Le temps est toujours aussi morose. Nous traversons le jardin et je laisse Rochelle sonner ne serait-ceque pour vérifier si mes parents sont là. Il faut dire qu'il n'est pas au temps ,ni à l'ambiance où je rentrerais en criant : je suis rentrée.
Cette pensée m'arrache un sourire, mais ce dernier s'en va très vite, lorsque la porte d'entrée s'ouvre sur ma mère. Lorsqu'elle nous aperçoit elle arbore un air surpris.
- Vous êtes déjà là ? !, s'exclame-t-elle en se mettant un peu de côté et je précède Rochelle à l'intérieur. Ma mère referme la porte derrière nous et nous dépasse pour aller à la salle à manger. Nous lui emboitons le pas.
Mon père est installé à table, son journal sous les yeux. Mais lorsqu'il sent notre présence, il le dépose. Jamais, depuis que je suis revenue, aucun des deux n'a croisé mon regard. Ils ont l'air gênés, comme si nous étions des étrangères.
- Alors comment c'était ? , demande ma mère et pendant un instant, je me demande à qui elle pose la question étant donné qu'elle ne regarde aucune de nous.
- C'est à nous que tu parles ? , demande-je d'un ton acerbe. Mes parents me regardent surpris, car avouons-le, je n'ai jamais pris ce ton là avec eux. Je n'ai jamais pris de ton du tout avec qui que ce soit, mais là ils m'énervent comme jamais. Mes nerfs sont à vifs, et leur comportement n'arrange rien.
Rochelle se racle la gorge mal à l'aise .
- Je crois que c'est bien à nous que ta mère parle Gillian, toi la première.
Je ne réponds pas, car je n'ai rien à dire.
Un silence gênant remplit l'air.
- C'était constructif, finit par lâcher Rochelle.
Ça me fait rouler des yeux.
- Je vais dans ma chambre.
Je sors de la pièce, mais au moment où je suis prête à grimper les marches, quelque chose m'arrête. Une idée tordue me vient soudain à l'esprit. En faisant de petits pas je vais me poster près de la porte de la salle à manger qui n'avait pas été fermée.
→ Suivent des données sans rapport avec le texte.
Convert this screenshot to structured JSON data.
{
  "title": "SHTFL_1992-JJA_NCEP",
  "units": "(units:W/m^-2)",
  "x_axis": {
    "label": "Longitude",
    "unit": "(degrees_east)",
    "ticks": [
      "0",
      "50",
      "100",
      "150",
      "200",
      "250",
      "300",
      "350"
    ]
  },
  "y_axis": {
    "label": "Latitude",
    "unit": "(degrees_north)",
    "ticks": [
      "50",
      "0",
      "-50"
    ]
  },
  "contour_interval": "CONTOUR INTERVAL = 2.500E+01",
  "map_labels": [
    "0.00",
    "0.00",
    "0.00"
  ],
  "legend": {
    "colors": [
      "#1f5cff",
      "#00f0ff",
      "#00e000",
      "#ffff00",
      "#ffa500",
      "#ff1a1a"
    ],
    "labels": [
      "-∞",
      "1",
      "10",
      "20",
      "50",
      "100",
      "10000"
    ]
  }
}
De là j'entends parfaitement ce qui se dit.
- Alors comment ça a été ?, redemande cette fois ci mon père.
- De mon point de vue, ça c'est plutôt bien passé.
- Elle a l'air de mauvaise humeur pourtant, fait remarquer ma mère qui n'a pas l'air convaincue.
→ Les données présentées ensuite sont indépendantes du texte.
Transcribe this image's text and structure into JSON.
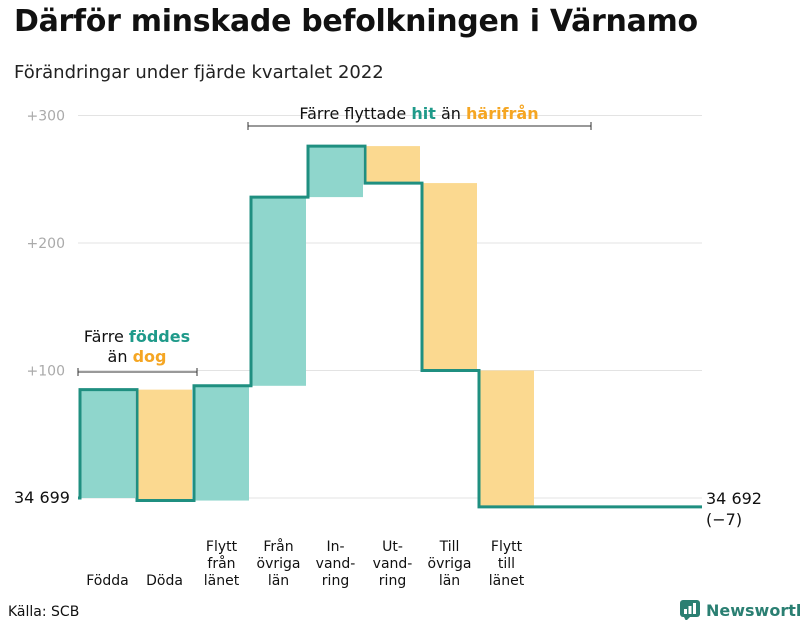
{
  "title": "Därför minskade befolkningen i Värnamo",
  "subtitle": "Förändringar under fjärde kvartalet 2022",
  "source": "Källa: SCB",
  "brand": "Newsworthy",
  "colors": {
    "increase": "#8fd6cc",
    "decrease": "#fbd990",
    "line": "#1f8f80",
    "grid": "#e3e3e3",
    "tick": "#aaaaaa",
    "teal_text": "#1f9a8a",
    "orange_text": "#f5a623"
  },
  "annotations": {
    "births": {
      "line1_prefix": "Färre ",
      "line1_highlight": "föddes",
      "line2_prefix": "än ",
      "line2_highlight": "dog"
    },
    "migration": {
      "prefix": "Färre flyttade ",
      "highlight1": "hit",
      "middle": " än ",
      "highlight2": "härifrån"
    }
  },
  "start_label": "34 699",
  "end_label_line1": "34 692",
  "end_label_line2": "(−7)",
  "chart_data": {
    "type": "waterfall",
    "baseline": 34699,
    "end_value": 34692,
    "net_change": -7,
    "y_ticks": [
      {
        "value": 100,
        "label": "+100"
      },
      {
        "value": 200,
        "label": "+200"
      },
      {
        "value": 300,
        "label": "+300"
      }
    ],
    "ylim": [
      0,
      300
    ],
    "steps": [
      {
        "category": "Födda",
        "lines": [
          "Födda"
        ],
        "value": 85
      },
      {
        "category": "Döda",
        "lines": [
          "Döda"
        ],
        "value": -87
      },
      {
        "category": "Flytt från länet",
        "lines": [
          "Flytt",
          "från",
          "länet"
        ],
        "value": 90
      },
      {
        "category": "Från övriga län",
        "lines": [
          "Från",
          "övriga",
          "län"
        ],
        "value": 148
      },
      {
        "category": "Invandring",
        "lines": [
          "In-",
          "vand-",
          "ring"
        ],
        "value": 40
      },
      {
        "category": "Utvandring",
        "lines": [
          "Ut-",
          "vand-",
          "ring"
        ],
        "value": -29
      },
      {
        "category": "Till övriga län",
        "lines": [
          "Till",
          "övriga",
          "län"
        ],
        "value": -147
      },
      {
        "category": "Flytt till länet",
        "lines": [
          "Flytt",
          "till",
          "länet"
        ],
        "value": -107
      }
    ]
  }
}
- Vous savez madame Ross, à mon avis Gillian a peur. Le changement lui fait peur et le fait qu'elle ne nous fasse pas confiance est un gros problème. Vous êtes ses parents, vous devez lui montrer qu'il n'y a rien à craindre. Tout ce qu'on veut c'est l'aider.
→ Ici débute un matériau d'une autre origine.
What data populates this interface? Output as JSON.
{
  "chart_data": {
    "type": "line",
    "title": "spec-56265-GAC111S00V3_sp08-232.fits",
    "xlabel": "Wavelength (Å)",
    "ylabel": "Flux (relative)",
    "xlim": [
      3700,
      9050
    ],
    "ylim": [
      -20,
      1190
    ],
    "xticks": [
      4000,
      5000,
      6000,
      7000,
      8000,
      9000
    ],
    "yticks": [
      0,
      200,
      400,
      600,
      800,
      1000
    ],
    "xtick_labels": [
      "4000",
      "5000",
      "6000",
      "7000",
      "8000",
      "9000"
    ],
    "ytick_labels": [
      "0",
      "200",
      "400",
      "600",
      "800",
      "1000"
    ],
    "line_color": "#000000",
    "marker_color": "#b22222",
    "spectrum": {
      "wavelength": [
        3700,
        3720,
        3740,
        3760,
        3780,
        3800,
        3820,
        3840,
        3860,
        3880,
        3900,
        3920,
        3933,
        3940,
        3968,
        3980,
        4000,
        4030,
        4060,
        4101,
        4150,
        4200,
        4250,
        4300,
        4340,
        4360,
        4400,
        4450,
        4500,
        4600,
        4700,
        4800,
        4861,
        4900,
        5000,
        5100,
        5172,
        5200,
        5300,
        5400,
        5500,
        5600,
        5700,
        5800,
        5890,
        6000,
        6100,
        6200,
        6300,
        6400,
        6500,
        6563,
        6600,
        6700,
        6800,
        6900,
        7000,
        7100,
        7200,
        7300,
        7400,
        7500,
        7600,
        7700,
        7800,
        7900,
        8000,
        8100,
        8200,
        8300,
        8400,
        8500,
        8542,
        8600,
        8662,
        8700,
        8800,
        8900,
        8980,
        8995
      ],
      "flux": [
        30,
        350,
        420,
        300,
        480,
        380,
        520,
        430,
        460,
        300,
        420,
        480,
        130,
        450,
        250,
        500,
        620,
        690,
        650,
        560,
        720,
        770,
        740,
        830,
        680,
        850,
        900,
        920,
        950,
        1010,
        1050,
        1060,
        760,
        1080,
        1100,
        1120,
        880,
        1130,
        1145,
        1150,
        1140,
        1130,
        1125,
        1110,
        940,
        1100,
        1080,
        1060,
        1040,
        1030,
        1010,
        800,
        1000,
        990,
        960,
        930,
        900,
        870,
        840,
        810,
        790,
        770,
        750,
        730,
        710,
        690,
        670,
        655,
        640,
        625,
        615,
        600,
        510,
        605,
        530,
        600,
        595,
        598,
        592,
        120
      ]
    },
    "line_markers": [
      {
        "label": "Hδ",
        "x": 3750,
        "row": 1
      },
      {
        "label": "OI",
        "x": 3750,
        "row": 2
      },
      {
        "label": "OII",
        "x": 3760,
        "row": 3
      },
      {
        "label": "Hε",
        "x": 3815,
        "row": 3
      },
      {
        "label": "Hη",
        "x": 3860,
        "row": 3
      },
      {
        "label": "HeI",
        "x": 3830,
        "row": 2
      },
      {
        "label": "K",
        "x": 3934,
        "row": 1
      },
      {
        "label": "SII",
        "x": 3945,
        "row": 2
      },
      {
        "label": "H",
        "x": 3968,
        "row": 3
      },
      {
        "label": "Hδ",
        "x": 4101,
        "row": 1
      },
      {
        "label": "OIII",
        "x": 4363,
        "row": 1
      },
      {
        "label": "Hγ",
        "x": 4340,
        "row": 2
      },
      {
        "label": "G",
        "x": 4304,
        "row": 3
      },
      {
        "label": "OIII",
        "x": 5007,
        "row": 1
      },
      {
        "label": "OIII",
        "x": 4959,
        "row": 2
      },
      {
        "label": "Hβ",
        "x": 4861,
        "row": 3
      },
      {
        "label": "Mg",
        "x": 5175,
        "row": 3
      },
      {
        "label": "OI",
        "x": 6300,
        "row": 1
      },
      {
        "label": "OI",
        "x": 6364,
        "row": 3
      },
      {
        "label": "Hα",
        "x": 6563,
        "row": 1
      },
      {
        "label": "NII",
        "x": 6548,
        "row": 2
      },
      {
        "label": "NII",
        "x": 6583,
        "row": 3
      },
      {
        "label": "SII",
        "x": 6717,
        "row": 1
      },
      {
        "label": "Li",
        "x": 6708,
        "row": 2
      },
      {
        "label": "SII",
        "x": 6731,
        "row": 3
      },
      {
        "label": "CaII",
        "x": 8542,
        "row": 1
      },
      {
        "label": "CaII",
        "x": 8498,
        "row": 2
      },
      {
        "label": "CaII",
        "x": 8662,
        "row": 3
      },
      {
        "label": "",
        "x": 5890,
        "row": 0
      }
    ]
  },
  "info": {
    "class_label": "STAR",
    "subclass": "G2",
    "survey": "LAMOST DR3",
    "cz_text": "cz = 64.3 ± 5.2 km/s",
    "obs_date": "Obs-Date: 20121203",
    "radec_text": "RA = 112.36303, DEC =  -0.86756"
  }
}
Mais bien sûr. Qu'elle leur parle de la course poursuite de ce matin ! Il y a un soupir qui retentit.
- On sait, exhale mon père avant de poursuivre, « Mais vous ne pensez pas qu'il y a autre chose ? »
Où est ce qu'il veut en venir ?
- Est-ce qu'il faut vraiment qu'elle s'en aille ? , semble s'inquiéter ma mère.
- C'est ici que Gillian est née, grandit, vécut. Il n'y a aucun doute que vous l'aimez, mais ce n'est pas son habitat naturel. Et ça ne le sera jamais. Dom est le lieu où elle devrait être. Si elle reste ici, elle ne saura jamais qui elle est. Si je n'ai pas votre confiance, je n'aurais pas non plus la sienne. Elle est jeune et ne sait pas ce qui est bon pour elle, mais vous si : elle a besoin d'être dans son environnement.
Un silence lourd s'en suit. La gorge nouée et l'esprit en feu, je monte en silence jusqu'à ma chambre. J'en ai trop entendu ou pas assez, je m'en fiche. Mes membres sont lourds, alors que je me laisse aller contre mon lit. Journée, difficile et compliquée, en plus de ça, ce que je redoutais le plus vient de se confirmer : mes parents ne me disent pas tout.
La voix de Rochelle se joue en continuité dans mon esprit. Sa voix stupide de personne qui a l'air de tout comprendre. Qu'est-ce qu'elle en sait ? Rien du tout. Elle fait sa psy, les dresse contre moi. Pourquoi ne pas leur raconter la calcination des yeux de Jane ?
Exaspérée, frustrée, je passe mes mains sur mon visage et souffle profondément. Je me redresse et prends mon téléphone à mes côtés. Je le déverrouille.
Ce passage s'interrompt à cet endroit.